Ich liebe es ihm dabei zuzusehen. Es rührt mich, diese Verbundenheit meiner Töchter zu ihm zu beobachten. Er fährt auch mit uns in den Urlaub und wenn ich sage, ich könne es gut verstehen, wenn er vom Urlaub anderes erwarte als ständiges Kindergeplapper und -programm, dann antwortet er: Ich genieße das! Das ist ja für mich etwas Besonderes!

Wir gehen miteinander durch das Leben. Er hat ernst gemacht und sich engagiert in der Beziehung zu meinen Töchtern. Damit macht er mir ein riesiges Geschenk! Er gibt mir das Gefühl immer noch der Mensch zu sein mit dem er damals in Köln lange Abende zusammen saß und über das Leben und die Liebe philosophierte. Gleichzeitig ist eben auch so Vieles neu: Ich bin Mutter und die Dinge, die mich heute beschäftigen, weichen vielfach von den damaligen ab. Er wälzt auch diese mit mir – fühlt sich ein in meine Gedanken und Fragen und unterstützt mich. Und er lässt mich teilhaben an seinem bunten Leben und der einen oder anderen Krise, die sich vor ihm aufstellt. 

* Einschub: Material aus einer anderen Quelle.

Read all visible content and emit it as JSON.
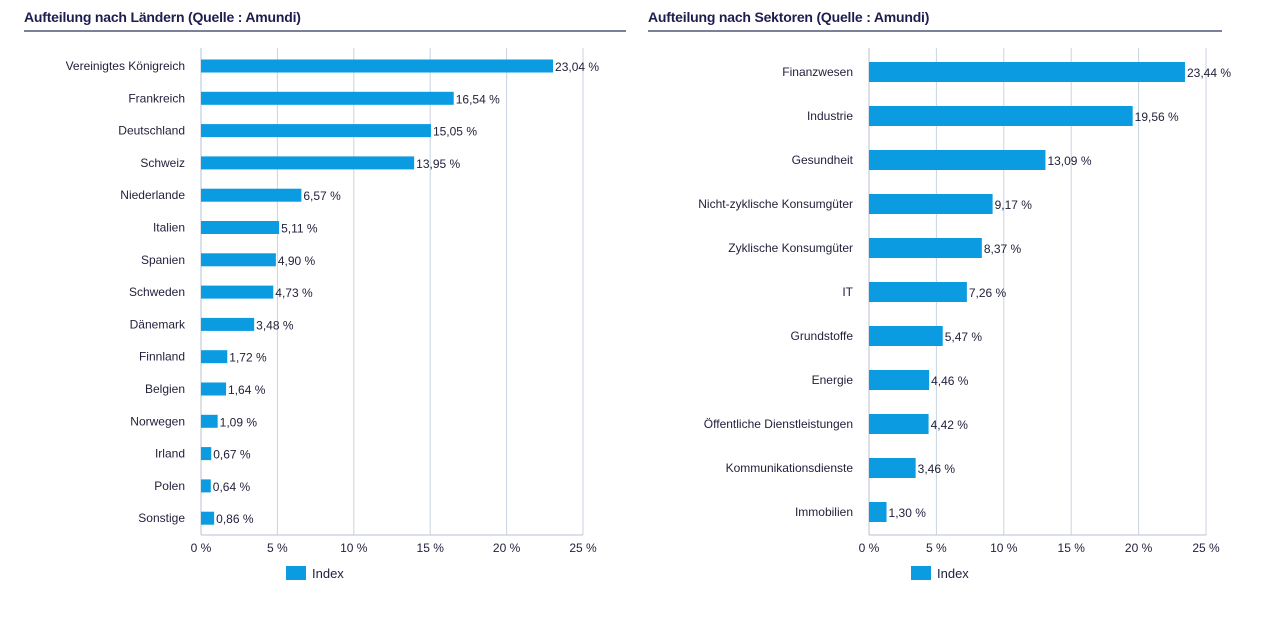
{
  "charts": [
    {
      "type": "bar",
      "orientation": "horizontal",
      "title": "Aufteilung nach Ländern (Quelle : Amundi)",
      "categories": [
        "Vereinigtes Königreich",
        "Frankreich",
        "Deutschland",
        "Schweiz",
        "Niederlande",
        "Italien",
        "Spanien",
        "Schweden",
        "Dänemark",
        "Finnland",
        "Belgien",
        "Norwegen",
        "Irland",
        "Polen",
        "Sonstige"
      ],
      "values": [
        23.04,
        16.54,
        15.05,
        13.95,
        6.57,
        5.11,
        4.9,
        4.73,
        3.48,
        1.72,
        1.64,
        1.09,
        0.67,
        0.64,
        0.86
      ],
      "value_labels": [
        "23,04 %",
        "16,54 %",
        "15,05 %",
        "13,95 %",
        "6,57 %",
        "5,11 %",
        "4,90 %",
        "4,73 %",
        "3,48 %",
        "1,72 %",
        "1,64 %",
        "1,09 %",
        "0,67 %",
        "0,64 %",
        "0,86 %"
      ],
      "ticks": [
        0,
        5,
        10,
        15,
        20,
        25
      ],
      "tick_labels": [
        "0 %",
        "5 %",
        "10 %",
        "15 %",
        "20 %",
        "25 %"
      ],
      "xlim": [
        0,
        25
      ],
      "legend": {
        "label": "Index",
        "position": "bottom-center"
      },
      "series": [
        {
          "name": "Index",
          "color": "#0a9be0"
        }
      ],
      "grid": true
    },
    {
      "type": "bar",
      "orientation": "horizontal",
      "title": "Aufteilung nach Sektoren (Quelle : Amundi)",
      "categories": [
        "Finanzwesen",
        "Industrie",
        "Gesundheit",
        "Nicht-zyklische Konsumgüter",
        "Zyklische Konsumgüter",
        "IT",
        "Grundstoffe",
        "Energie",
        "Öffentliche Dienstleistungen",
        "Kommunikationsdienste",
        "Immobilien"
      ],
      "values": [
        23.44,
        19.56,
        13.09,
        9.17,
        8.37,
        7.26,
        5.47,
        4.46,
        4.42,
        3.46,
        1.3
      ],
      "value_labels": [
        "23,44 %",
        "19,56 %",
        "13,09 %",
        "9,17 %",
        "8,37 %",
        "7,26 %",
        "5,47 %",
        "4,46 %",
        "4,42 %",
        "3,46 %",
        "1,30 %"
      ],
      "ticks": [
        0,
        5,
        10,
        15,
        20,
        25
      ],
      "tick_labels": [
        "0 %",
        "5 %",
        "10 %",
        "15 %",
        "20 %",
        "25 %"
      ],
      "xlim": [
        0,
        25
      ],
      "legend": {
        "label": "Index",
        "position": "bottom-center"
      },
      "series": [
        {
          "name": "Index",
          "color": "#0a9be0"
        }
      ],
      "grid": true
    }
  ],
  "colors": {
    "bar": "#0a9be0",
    "grid": "#c9d3e0",
    "axis": "#b9c3d3",
    "title": "#1d1d4f"
  }
}
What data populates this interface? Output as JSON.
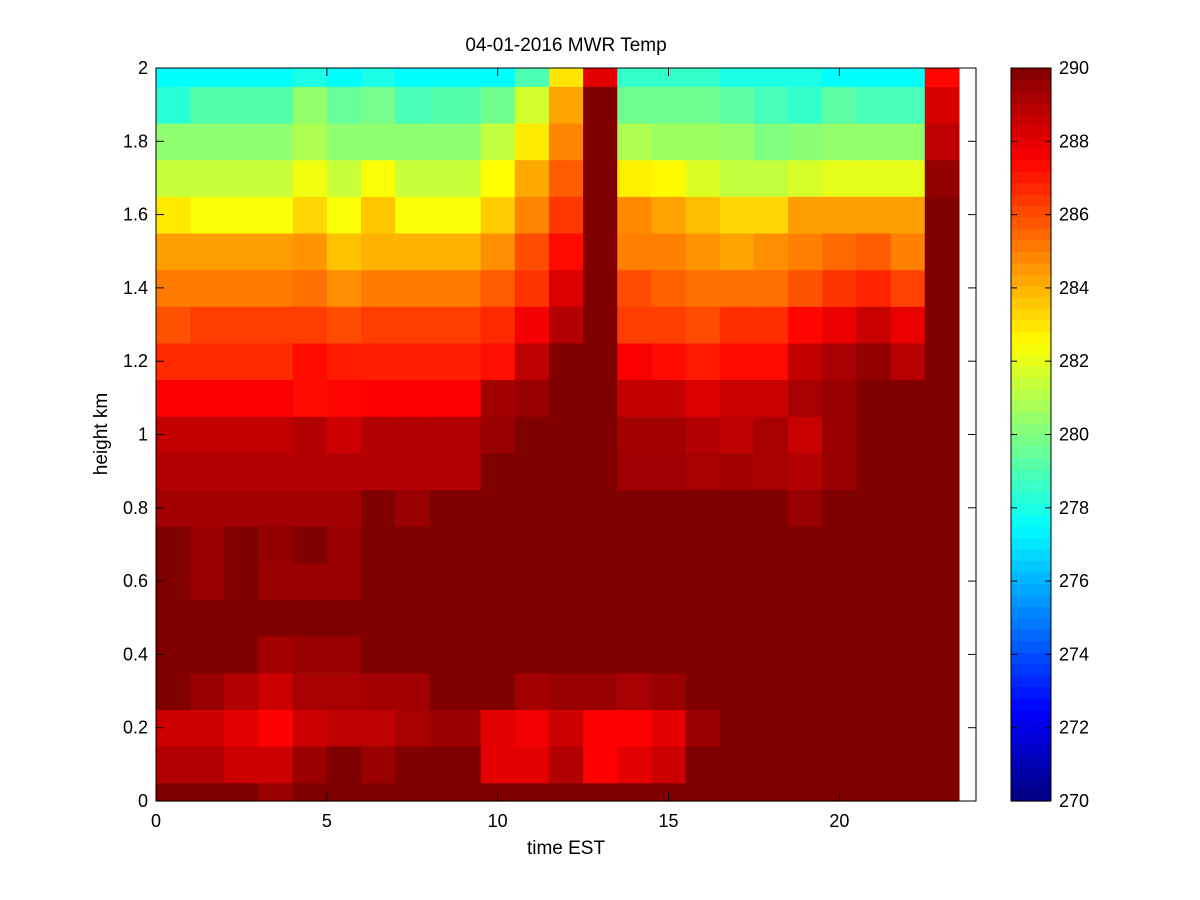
{
  "chart_data": {
    "type": "heatmap",
    "title": "04-01-2016 MWR Temp",
    "xlabel": "time EST",
    "ylabel": "height km",
    "xlim": [
      0,
      24
    ],
    "ylim": [
      0,
      2
    ],
    "xticks": [
      0,
      5,
      10,
      15,
      20
    ],
    "yticks": [
      0,
      0.2,
      0.4,
      0.6,
      0.8,
      1,
      1.2,
      1.4,
      1.6,
      1.8,
      2
    ],
    "colorbar": {
      "colormap": "jet",
      "clim": [
        270,
        290
      ],
      "ticks": [
        270,
        272,
        274,
        276,
        278,
        280,
        282,
        284,
        286,
        288,
        290
      ]
    },
    "time_edges": [
      0,
      1,
      2,
      3,
      4,
      5,
      6,
      7,
      8,
      9.5,
      10.5,
      11.5,
      12.5,
      13.5,
      14.5,
      15.5,
      16.5,
      17.5,
      18.5,
      19.5,
      20.5,
      21.5,
      22.5,
      23.5
    ],
    "height_edges": [
      0,
      0.05,
      0.15,
      0.25,
      0.35,
      0.45,
      0.55,
      0.65,
      0.75,
      0.85,
      0.95,
      1.05,
      1.15,
      1.25,
      1.35,
      1.45,
      1.55,
      1.65,
      1.75,
      1.85,
      1.95,
      2.0
    ],
    "temperature_K": [
      [
        290,
        290,
        290,
        289.5,
        290,
        290,
        290,
        290,
        290,
        290,
        290,
        290,
        290,
        290,
        290,
        290,
        290,
        290,
        290,
        290,
        290,
        290,
        290
      ],
      [
        289,
        289,
        288.5,
        288.5,
        289.5,
        290,
        289.5,
        290,
        290,
        288,
        288,
        289,
        287.5,
        288,
        288.5,
        290,
        290,
        290,
        290,
        290,
        290,
        290,
        290
      ],
      [
        288.5,
        288.5,
        288,
        287.5,
        288.5,
        288.8,
        288.8,
        289.2,
        289.5,
        288,
        287.8,
        288.5,
        287.5,
        287.5,
        288,
        289.5,
        290,
        290,
        290,
        290,
        290,
        290,
        290
      ],
      [
        290,
        289.5,
        289,
        288.5,
        289.2,
        289.2,
        289.3,
        289.3,
        290,
        290,
        289.3,
        289.5,
        289.5,
        289.2,
        289.5,
        290,
        290,
        290,
        290,
        290,
        290,
        290,
        290
      ],
      [
        290,
        290,
        290,
        289.3,
        289.5,
        289.5,
        290,
        290,
        290,
        290,
        290,
        290,
        290,
        290,
        290,
        290,
        290,
        290,
        290,
        290,
        290,
        290,
        290
      ],
      [
        290,
        290,
        290,
        290,
        290,
        290,
        290,
        290,
        290,
        290,
        290,
        290,
        290,
        290,
        290,
        290,
        290,
        290,
        290,
        290,
        290,
        290,
        290
      ],
      [
        290,
        289.5,
        290,
        289.5,
        289.5,
        289.5,
        290,
        290,
        290,
        290,
        290,
        290,
        290,
        290,
        290,
        290,
        290,
        290,
        290,
        290,
        290,
        290,
        290
      ],
      [
        290,
        289.5,
        290,
        289.6,
        290,
        289.5,
        290,
        290,
        290,
        290,
        290,
        290,
        290,
        290,
        290,
        290,
        290,
        290,
        290,
        290,
        290,
        290,
        290
      ],
      [
        289.3,
        289.3,
        289.3,
        289.3,
        289.3,
        289.3,
        290,
        289.5,
        290,
        290,
        290,
        290,
        290,
        290,
        290,
        290,
        290,
        290,
        289.5,
        290,
        290,
        290,
        290
      ],
      [
        289,
        289,
        289,
        289,
        289,
        289,
        289,
        289,
        289,
        290,
        290,
        290,
        290,
        289.4,
        289.4,
        289.2,
        289.3,
        289.2,
        289,
        289.5,
        290,
        290,
        290
      ],
      [
        288.7,
        288.7,
        288.7,
        288.7,
        289,
        288.5,
        289,
        289,
        289,
        289.5,
        290,
        290,
        290,
        289.3,
        289.3,
        289,
        288.8,
        289.2,
        288.6,
        289.5,
        290,
        290,
        290
      ],
      [
        287.6,
        287.6,
        287.6,
        287.6,
        287.3,
        287.4,
        287.6,
        287.6,
        287.6,
        289.3,
        289.5,
        290,
        290,
        288.7,
        288.7,
        288.2,
        288.6,
        288.6,
        289.2,
        289.5,
        290,
        290,
        290
      ],
      [
        286.7,
        286.7,
        286.7,
        286.7,
        287.3,
        287.0,
        286.9,
        286.9,
        286.9,
        287.2,
        288.8,
        290,
        290,
        287.6,
        287.3,
        287.0,
        287.3,
        287.3,
        288.7,
        289.2,
        289.6,
        288.9,
        290
      ],
      [
        285.9,
        286.3,
        286.3,
        286.3,
        286.3,
        286.0,
        286.3,
        286.3,
        286.3,
        286.7,
        287.7,
        289.0,
        290,
        286.3,
        286.3,
        286.0,
        286.6,
        286.6,
        287.4,
        287.9,
        288.6,
        287.9,
        290
      ],
      [
        285.1,
        285.1,
        285.1,
        285.1,
        285.3,
        284.7,
        285.1,
        285.1,
        285.1,
        285.7,
        286.5,
        288.2,
        290,
        286.0,
        285.6,
        285.3,
        285.3,
        285.3,
        285.9,
        286.5,
        286.8,
        286.2,
        290
      ],
      [
        284.4,
        284.4,
        284.4,
        284.4,
        284.6,
        283.7,
        284.0,
        284.0,
        284.0,
        284.7,
        286.0,
        287.3,
        290,
        285.0,
        285.0,
        284.6,
        284.3,
        284.7,
        285.0,
        285.4,
        285.7,
        285.0,
        290
      ],
      [
        282.9,
        282.4,
        282.4,
        282.4,
        283.3,
        282.4,
        283.6,
        282.4,
        282.4,
        283.5,
        284.9,
        286.4,
        290,
        284.8,
        284.3,
        283.8,
        283.3,
        283.3,
        284.4,
        284.4,
        284.4,
        284.4,
        290
      ],
      [
        281.4,
        281.4,
        281.4,
        281.4,
        282.2,
        281.4,
        282.4,
        281.4,
        281.4,
        282.5,
        284.2,
        285.7,
        290,
        282.8,
        282.6,
        281.8,
        281.3,
        281.3,
        281.7,
        282.0,
        282.0,
        282.0,
        289.6
      ],
      [
        280.3,
        280.3,
        280.3,
        280.3,
        280.9,
        280.3,
        280.3,
        280.3,
        280.3,
        281.3,
        282.9,
        284.9,
        290,
        280.9,
        280.6,
        280.6,
        280.5,
        280.0,
        280.2,
        280.4,
        280.4,
        280.4,
        288.8
      ],
      [
        278.3,
        279.1,
        279.1,
        279.1,
        280.4,
        279.5,
        279.8,
        278.9,
        279.1,
        279.7,
        281.6,
        284.3,
        290,
        279.7,
        279.7,
        279.7,
        279.3,
        278.9,
        278.5,
        279.3,
        278.9,
        278.9,
        288.3
      ],
      [
        277.5,
        277.5,
        277.5,
        277.5,
        278.0,
        277.5,
        278.0,
        277.5,
        277.5,
        277.5,
        279.0,
        283.0,
        288.0,
        278.5,
        278.5,
        278.5,
        278.0,
        278.0,
        278.0,
        277.5,
        277.5,
        277.5,
        287.4
      ]
    ]
  }
}
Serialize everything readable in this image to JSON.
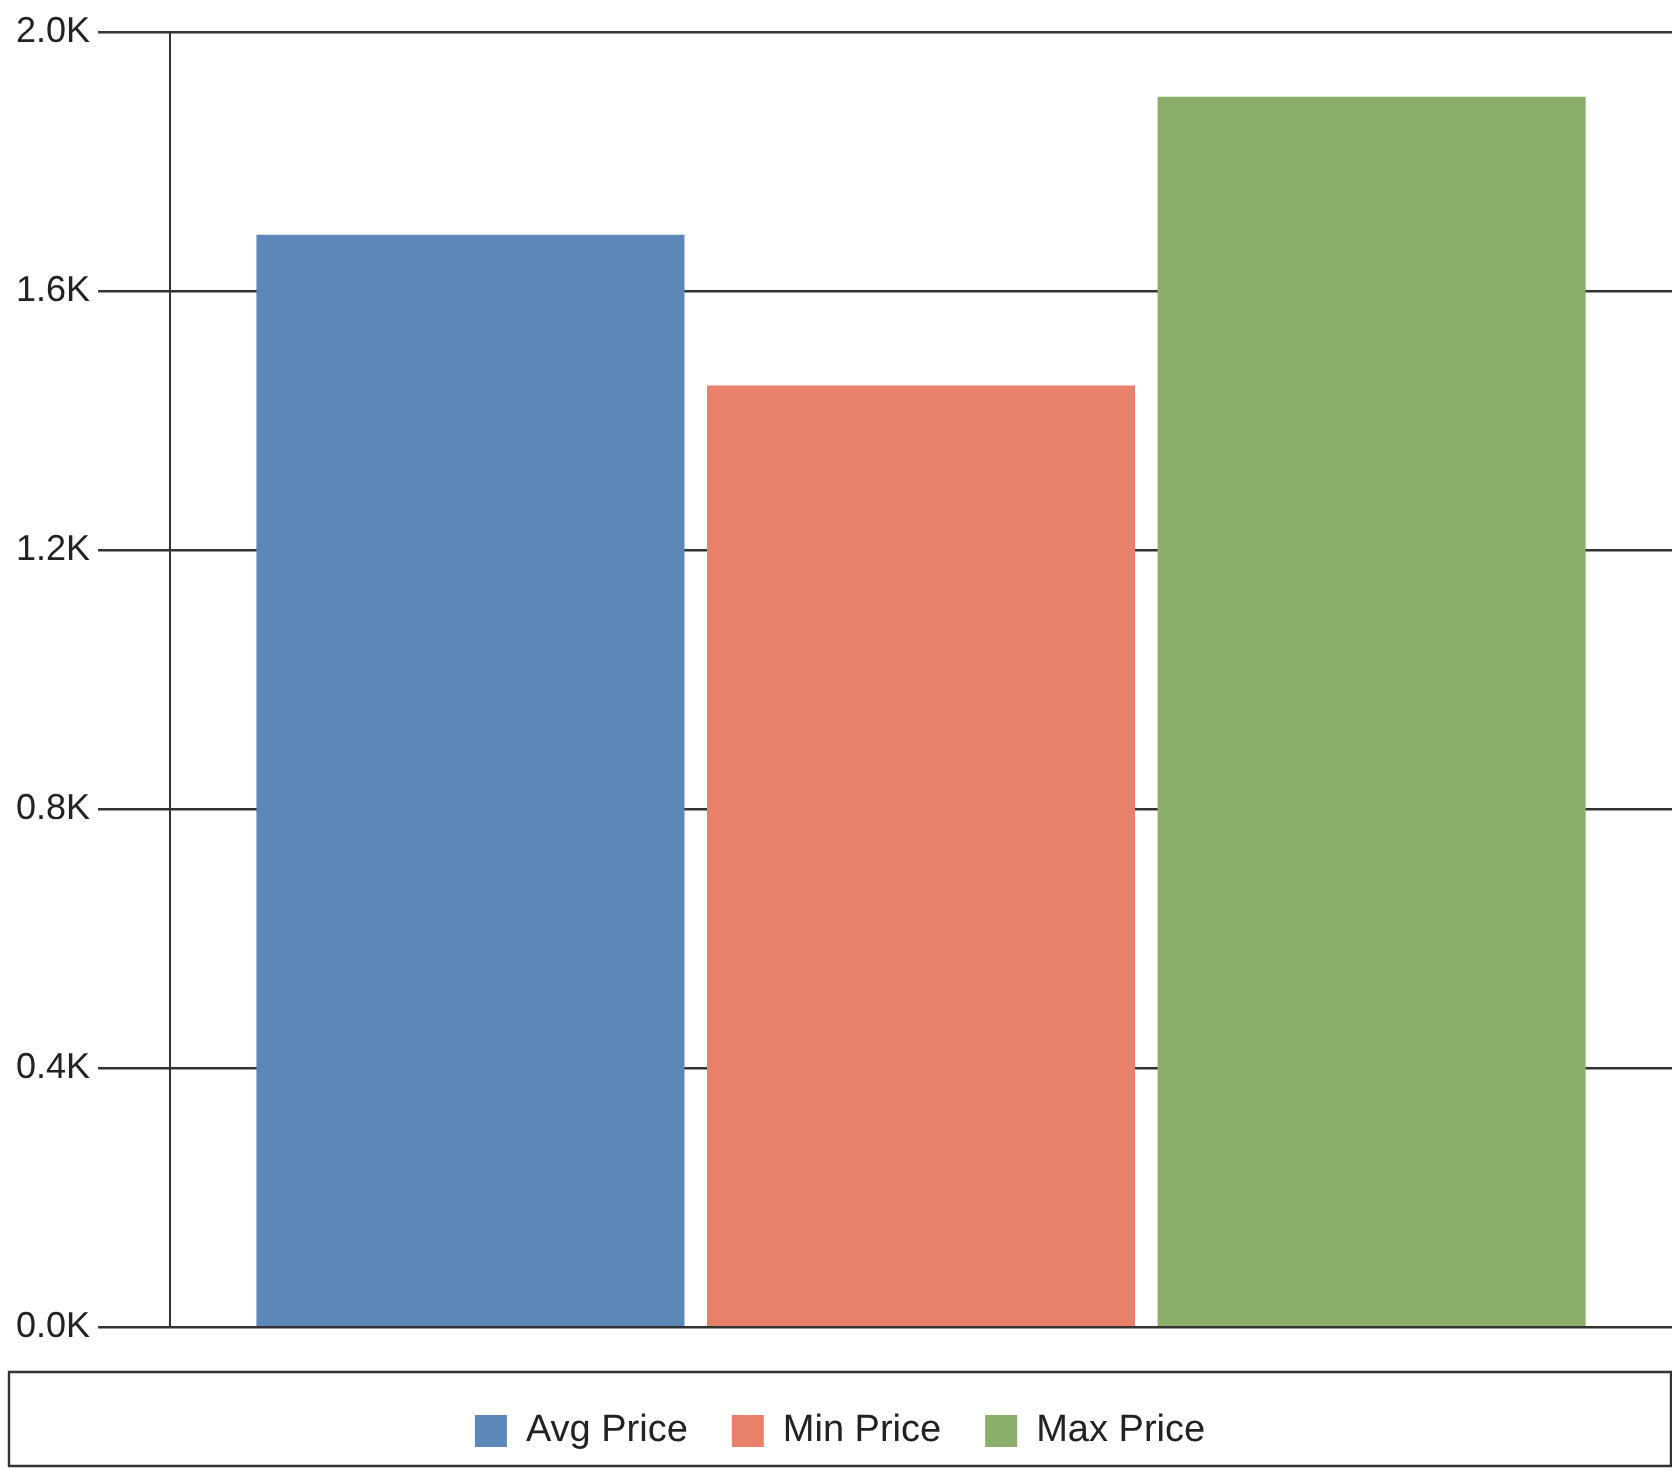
{
  "chart_data": {
    "type": "bar",
    "categories": [
      null
    ],
    "series": [
      {
        "name": "Avg Price",
        "color": "#5b87b9",
        "values": [
          1687
        ]
      },
      {
        "name": "Min Price",
        "color": "#e8806c",
        "values": [
          1454
        ]
      },
      {
        "name": "Max Price",
        "color": "#8cae6b",
        "values": [
          1900
        ]
      }
    ],
    "ylim": [
      0,
      2000
    ],
    "yticks": [
      {
        "value": 0,
        "label": "0.0K"
      },
      {
        "value": 400,
        "label": "0.4K"
      },
      {
        "value": 800,
        "label": "0.8K"
      },
      {
        "value": 1200,
        "label": "1.2K"
      },
      {
        "value": 1600,
        "label": "1.6K"
      },
      {
        "value": 2000,
        "label": "2.0K"
      }
    ],
    "grid": "y",
    "legend": "bottom"
  }
}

Meine Dankbarkeit für seine Freundschaft kann ich kaum in Worte fassen. Sie ist ein Schatz und gibt mir Zuversicht: Was auch immer da kommen wird, er wird dabei sein. Wir werden einander begleiten und die Unterschiedlichkeit unserer Leben als Bereicherung empfinden. Vielleicht war es gut, dass wir damals dieses Gespräch mit meinem Vater führten. Seine Lebenserfahrung machte uns wach für die nahenden Veränderungen, die für uns zu diesem Zeitpunkt noch nicht vorstellbar waren. Wir hörten von seinen Erlebnissen und beschlossen (eher unausgesprochen), dass wir es anders machen werden. Jeder Moment mit meinem Freund, der mir zeigt, dass uns das gelingt, macht mich deshalb unglaublich glücklich!

Danke, mein lieber M.!!! Und: Danke, Papa!